Exhaustive computational search of ionic-charge clusters that mediate interactions between mammalian cytochrome P450 (CYP) and P450-oxidoreductase (POR) proteins.

In this work, a model for the interaction between CYP2B4 and the FMN domain of rat P450-oxidoreductase is built using as template the structure of a bacterial redox complex. Amino acid residues identified in the literature as cytochrome P450 (CYP)-redox partner interfacial residues map to the interface in our model. Our model supports the view that the bacterial template represents a specific electron transfer complex and moreover provides a structural framework for explaining previous experimental data. We have used our model in an exhaustive search for complementary pairs of mammalian CYP and P450-oxidoreductase (POR) charge clusters.
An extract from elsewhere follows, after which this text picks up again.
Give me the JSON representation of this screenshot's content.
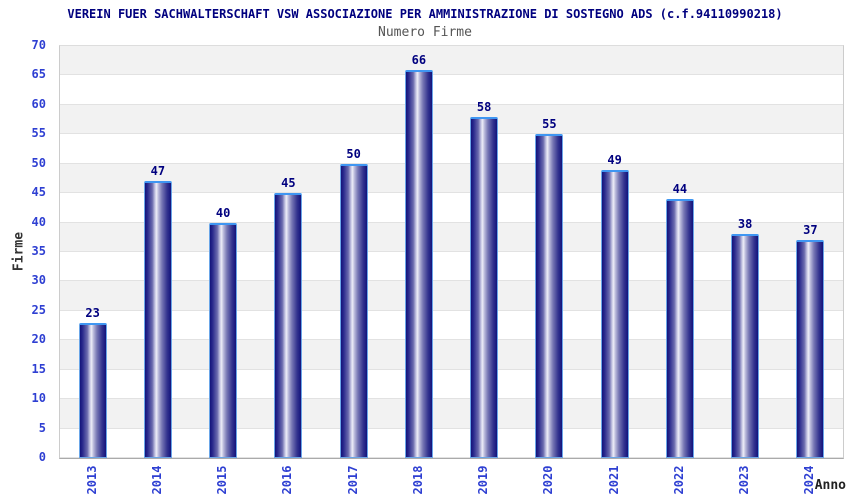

We quantitatively show that among the previously defined basic clusters, the 433K-434R cluster is the most dominant (32.3% of interactions) and among the acidic clusters, the 207D-208D-209D cluster is the most dominant (29%). Our analysis also reveals the previously not described basic cluster 343R-345K (16.1% of interactions) and 373K (3.2%) and the acidic clusters 113D-115E-116E (25.8%), 92E-93E (12.9%), 101D (3.2%) and 179E (3.2%). Cluster pairings among the previously defined charge clusters include the pairing of cluster 421K-422R to cluster 207D-208D-209D. Moreover, 433K-434R and 207D-208D-209D, respectively the dominant positively and negatively charged clusters, are uncorrelated. Instead our analysis suggests that the newly identified cluster 113D-115E-116E is the main partner of the 433K-434R cluster while the newly described cluster 343R-345K is correlated to the cluster 207D-208D-209D.